Making 45° or mitered cuts and joints doesn’t seem too difficult, after all, what can go wrong? Well, practically everything. You have to be very precise with your measurements and cuts to make a decent joint.
The first thing to keep in mind is that the strips to be joined must have the same thickness and width. For this, it is not enough to buy them in the same sizes or in the same store. Sometimes it doesn’t even work if they are pieces that we cut from a longer ribbon. It is best to cut the pieces two or three centimeters longer than we need and check that they have the same thickness and width. This will not really affect the joint itself, but eventually we will see that at the inside corner of the joint one of the slats is protruding and/or that some of the faces of the slats are not flush with the face of the other side of the joint. I’m sure you already know that this will mean a lot of time sanding to match, so the best thing to do in those cases is to match the four pieces with our thicknesser beforehand. I don’t
have one, so I made myself a homemade thicknesser.
The second thing is to make the cuts as perfect at 45º as we can. One option is to use a miter saw, which we will have to have with its cutting angles very well adjusted. Another option is to make a guide or template for miter cuts with the circular saw, which is precisely the subject of this entry.
To make the miter crosscut jig, the first thing we need to make is a 90º cutting fence (which you can also see how to make a 90º crosscut jig), which we will modify to cut at 45º. Two things are important in that jig for 90º cuts: that the vertical cut be as close to 90º as possible and that the cut through the slats also be as close to 90º as possible. Now we will modify it as shown in the video, for which it is very important to have as perfect a square as possible. The most reliable and cheapest thing I could find was one of those green Faber-Castell draftsman’s squares. It will come in handy in the workshop as it is more accurate than my carpenter’s square and the other clear plastic square I have.
And the third thing, which we sometimes do not take into account and which results in the fact that even with the most perfect cuts at 45º the joints do not fit well. If we want to make a frame, square or rectangular, it is not enough that the cuts are at 45º, but also the opposite sides must be exactly the same length. No matter how accurate the meter we use, how sharp our pencil is and how good our eyesight is, getting equal pieces will take a lot of time and practice. The best option is to measure one, place it in the cutting position and adjust a stop, as shown in the video, so that when we cut the other piece it will be exactly the same as the first one.

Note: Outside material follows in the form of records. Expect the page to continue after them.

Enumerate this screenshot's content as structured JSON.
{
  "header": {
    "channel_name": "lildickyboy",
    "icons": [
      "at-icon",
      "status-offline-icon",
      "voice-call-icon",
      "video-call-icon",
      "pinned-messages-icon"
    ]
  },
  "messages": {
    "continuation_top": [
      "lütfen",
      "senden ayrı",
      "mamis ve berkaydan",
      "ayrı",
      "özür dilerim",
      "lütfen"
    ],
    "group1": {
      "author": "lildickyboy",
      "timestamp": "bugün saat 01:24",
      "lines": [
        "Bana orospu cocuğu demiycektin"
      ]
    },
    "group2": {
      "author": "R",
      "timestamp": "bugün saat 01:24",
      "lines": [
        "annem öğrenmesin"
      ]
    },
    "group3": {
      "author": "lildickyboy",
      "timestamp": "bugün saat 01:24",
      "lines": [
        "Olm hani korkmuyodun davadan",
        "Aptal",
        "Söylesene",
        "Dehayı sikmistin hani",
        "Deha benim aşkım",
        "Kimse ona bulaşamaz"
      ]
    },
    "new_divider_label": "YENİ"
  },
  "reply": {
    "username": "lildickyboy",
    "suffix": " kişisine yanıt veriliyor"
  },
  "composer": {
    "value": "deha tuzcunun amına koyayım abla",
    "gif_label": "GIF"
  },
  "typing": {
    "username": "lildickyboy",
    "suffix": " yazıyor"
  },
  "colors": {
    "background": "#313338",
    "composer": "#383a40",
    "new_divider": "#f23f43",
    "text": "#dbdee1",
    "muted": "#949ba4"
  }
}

(July 4, 2013: Here’s a tip: Making a miter joint can be a lot more complicated than it may seem. This guide works as well as you can make it. The theory is very simple, but every small error is multiplied by four. Miter joints that don’t fit perfectly get on our nerves, my first one. The thing is that if this is a hobby for you, as it is for me, maybe you should think,…. well, it’s good enough for me, I’ll improve them. Sometimes it’s better to be a conformist than to give up one of our woodworking projects. And if you are a professional carpenter? well, you know that mastery requires knowledge and a lot of practice).
Gluing and fastening the joint can also be complicated. Until we make something for it, I’m going to use some Wolfcraft ratchet straps. They are very useful, sometimes more comfortable to use than the clamps and are useful for other tasks where you need to hold something, for example if you are carrying something big in the car and need to hold it tightly.
And it remains for me to say why I didn’t put just one ribbon in the template to cut at 45º. We could actually cut one side, rotate the ribbon (the side that was facing up now put it down) and now put the other side in the cut area. The problem is that sometimes we will cut some molding and it will only have one smooth side to rest on the base board, so it is not possible to turn it and rest the molding area against the board. That is why I think it is better to have the possibility of making the two cuts with the same face of the slat resting on the base board and for that we need the two slats. Although working with the wood on this side of the guide may be more dangerous than putting the wood on the other side.